Após um hiato de 17 anos, a Dengue Tipo 3 ressurgiu nas estatísticas de saúde do Rio de Janeiro, confirmando os temores das autoridades de saúde pública. A Secretaria de Estado de Saúde (SES) confirmou nesta sexta-feira (05/04) dois casos da doença, sendo uma mulher de 39 anos, residente em Paraty, e uma criança de um ano, moradora de Maricá. Ambos os casos foram diagnosticados no final de fevereiro e passaram pelo tratamento adequado, com recuperação satisfatória, segundo relatos da SES.
A confirmação dos casos foi realizada pelo Laboratório Central de Saúde Pública Noel Nutels (Lancen-RJ) e pelo Laboratório de Referência da Fundação Oswaldo Cruz (FioCruz), o que evidencia a seriedade da situação e a necessidade de vigilância constante por parte das autoridades de saúde.
A preocupação aumenta devido ao longo período de ausência do sorotipo 3 no estado do Rio de Janeiro, desde 2007. Essa lacuna na circulação do vírus significa que uma grande parcela da população pode estar suscetível à doença, com estimativas apontando cerca de 4,8 milhões de pessoas vulneráveis ao sorotipo.
A secretária de Estado de Saúde, Claudia Mello, alertou para a importância de redobrar os cuidados e manter a vigilância, considerando a falta de imunidade da população ao sorotipo 3. Ela ressaltou que os sintomas permanecem os mesmos dos tipos anteriores, incluindo febre alta, dores no corpo, náuseas e vômitos.
Embora os casos predominantes de dengue este ano tenham sido dos tipos 1 e 2, com o tipo 1 em particular, o estado permanece em alerta máximo devido aos altos índices da doença.
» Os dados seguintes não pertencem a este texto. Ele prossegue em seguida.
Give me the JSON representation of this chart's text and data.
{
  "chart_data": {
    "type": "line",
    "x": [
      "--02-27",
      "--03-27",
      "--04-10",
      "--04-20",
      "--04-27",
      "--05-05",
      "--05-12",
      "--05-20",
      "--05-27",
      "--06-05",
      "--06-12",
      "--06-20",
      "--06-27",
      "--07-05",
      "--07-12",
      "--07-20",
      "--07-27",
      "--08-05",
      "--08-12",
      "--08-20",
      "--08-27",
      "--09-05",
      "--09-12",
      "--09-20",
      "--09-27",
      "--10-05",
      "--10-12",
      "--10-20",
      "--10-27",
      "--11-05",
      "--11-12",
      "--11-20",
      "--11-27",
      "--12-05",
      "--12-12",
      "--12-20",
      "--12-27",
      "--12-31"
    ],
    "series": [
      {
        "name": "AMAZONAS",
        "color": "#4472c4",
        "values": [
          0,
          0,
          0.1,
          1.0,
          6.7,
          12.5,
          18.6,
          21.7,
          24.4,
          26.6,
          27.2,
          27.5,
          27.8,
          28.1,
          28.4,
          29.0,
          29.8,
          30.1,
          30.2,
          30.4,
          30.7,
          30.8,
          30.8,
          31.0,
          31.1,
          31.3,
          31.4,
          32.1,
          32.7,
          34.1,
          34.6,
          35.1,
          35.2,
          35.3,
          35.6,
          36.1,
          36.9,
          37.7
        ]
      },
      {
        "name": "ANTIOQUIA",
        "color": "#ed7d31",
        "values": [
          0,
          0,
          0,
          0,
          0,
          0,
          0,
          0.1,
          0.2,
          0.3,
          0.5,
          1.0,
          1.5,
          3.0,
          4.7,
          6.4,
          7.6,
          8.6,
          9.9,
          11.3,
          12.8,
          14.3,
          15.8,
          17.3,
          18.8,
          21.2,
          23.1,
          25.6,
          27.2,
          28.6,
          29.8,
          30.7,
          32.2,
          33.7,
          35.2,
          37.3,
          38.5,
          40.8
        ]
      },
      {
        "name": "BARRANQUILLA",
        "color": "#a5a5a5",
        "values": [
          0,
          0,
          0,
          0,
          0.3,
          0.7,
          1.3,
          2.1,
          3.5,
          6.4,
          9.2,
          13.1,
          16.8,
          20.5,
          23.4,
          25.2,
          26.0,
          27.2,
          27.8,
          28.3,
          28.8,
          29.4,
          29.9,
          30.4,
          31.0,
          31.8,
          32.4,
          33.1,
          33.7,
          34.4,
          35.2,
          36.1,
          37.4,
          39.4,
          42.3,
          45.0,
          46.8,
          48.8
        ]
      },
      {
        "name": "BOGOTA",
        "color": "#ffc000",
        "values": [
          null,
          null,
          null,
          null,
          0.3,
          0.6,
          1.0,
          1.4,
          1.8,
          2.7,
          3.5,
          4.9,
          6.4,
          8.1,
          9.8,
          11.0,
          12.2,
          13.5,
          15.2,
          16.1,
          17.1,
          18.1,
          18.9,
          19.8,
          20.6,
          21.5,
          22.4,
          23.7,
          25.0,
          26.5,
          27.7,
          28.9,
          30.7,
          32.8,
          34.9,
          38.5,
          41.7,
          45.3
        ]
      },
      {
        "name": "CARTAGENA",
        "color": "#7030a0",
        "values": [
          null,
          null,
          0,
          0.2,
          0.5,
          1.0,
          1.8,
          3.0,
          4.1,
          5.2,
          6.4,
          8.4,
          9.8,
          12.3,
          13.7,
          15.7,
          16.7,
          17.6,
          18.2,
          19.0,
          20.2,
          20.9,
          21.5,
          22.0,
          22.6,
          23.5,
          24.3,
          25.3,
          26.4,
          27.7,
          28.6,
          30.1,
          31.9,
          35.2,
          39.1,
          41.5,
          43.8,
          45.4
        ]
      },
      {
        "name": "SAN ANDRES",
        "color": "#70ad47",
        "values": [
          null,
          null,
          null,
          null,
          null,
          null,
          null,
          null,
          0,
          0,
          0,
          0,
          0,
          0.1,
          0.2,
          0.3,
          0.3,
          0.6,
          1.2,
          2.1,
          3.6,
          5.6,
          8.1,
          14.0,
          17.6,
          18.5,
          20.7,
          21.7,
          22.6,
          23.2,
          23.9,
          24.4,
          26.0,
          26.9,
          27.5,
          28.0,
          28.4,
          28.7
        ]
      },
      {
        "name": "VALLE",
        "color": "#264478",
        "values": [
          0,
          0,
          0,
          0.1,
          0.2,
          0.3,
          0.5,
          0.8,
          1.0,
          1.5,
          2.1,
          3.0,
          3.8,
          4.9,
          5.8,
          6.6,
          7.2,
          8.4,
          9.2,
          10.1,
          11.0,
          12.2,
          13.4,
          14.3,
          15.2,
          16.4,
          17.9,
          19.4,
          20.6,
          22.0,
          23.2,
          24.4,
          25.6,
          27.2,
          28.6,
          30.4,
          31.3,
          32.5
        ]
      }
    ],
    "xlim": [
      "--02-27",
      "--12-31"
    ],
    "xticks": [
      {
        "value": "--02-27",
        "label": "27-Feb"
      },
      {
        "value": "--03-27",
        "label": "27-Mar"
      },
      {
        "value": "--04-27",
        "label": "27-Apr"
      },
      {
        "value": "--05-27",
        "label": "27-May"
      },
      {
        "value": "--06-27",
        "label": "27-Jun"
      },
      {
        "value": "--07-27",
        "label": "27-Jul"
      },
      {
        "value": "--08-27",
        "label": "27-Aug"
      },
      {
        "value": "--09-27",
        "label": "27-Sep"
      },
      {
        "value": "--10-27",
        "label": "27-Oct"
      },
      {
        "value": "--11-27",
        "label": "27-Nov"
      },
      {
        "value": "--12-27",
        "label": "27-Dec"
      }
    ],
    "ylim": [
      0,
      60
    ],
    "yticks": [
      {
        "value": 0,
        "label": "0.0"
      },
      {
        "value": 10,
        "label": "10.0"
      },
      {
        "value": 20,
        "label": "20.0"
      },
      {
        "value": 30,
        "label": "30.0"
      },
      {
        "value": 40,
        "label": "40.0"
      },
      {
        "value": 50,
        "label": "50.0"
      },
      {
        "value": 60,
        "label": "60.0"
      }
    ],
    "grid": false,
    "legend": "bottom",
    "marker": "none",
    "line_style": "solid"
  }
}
O decreto de epidemia de dengue no Rio de Janeiro continua em vigor, com números alarmantes: até o momento, foram registrados 186.624 casos prováveis e 91 óbitos confirmados.
Apesar de uma tendência de queda nos números, o Excesso de Casos (EC) ainda permanece acima de dez vezes por três semanas consecutivas, indicando a necessidade contínua de monitoramento e ações preventivas por parte das autoridades de saúde em todos os 92 municípios do estado do Rio de Janeiro. A população é incentivada a adotar medidas de prevenção, como eliminação de criadouros do mosquito Aedes aegypti e busca por cuidados médicos ao apresentar sintomas suspeitos da doença.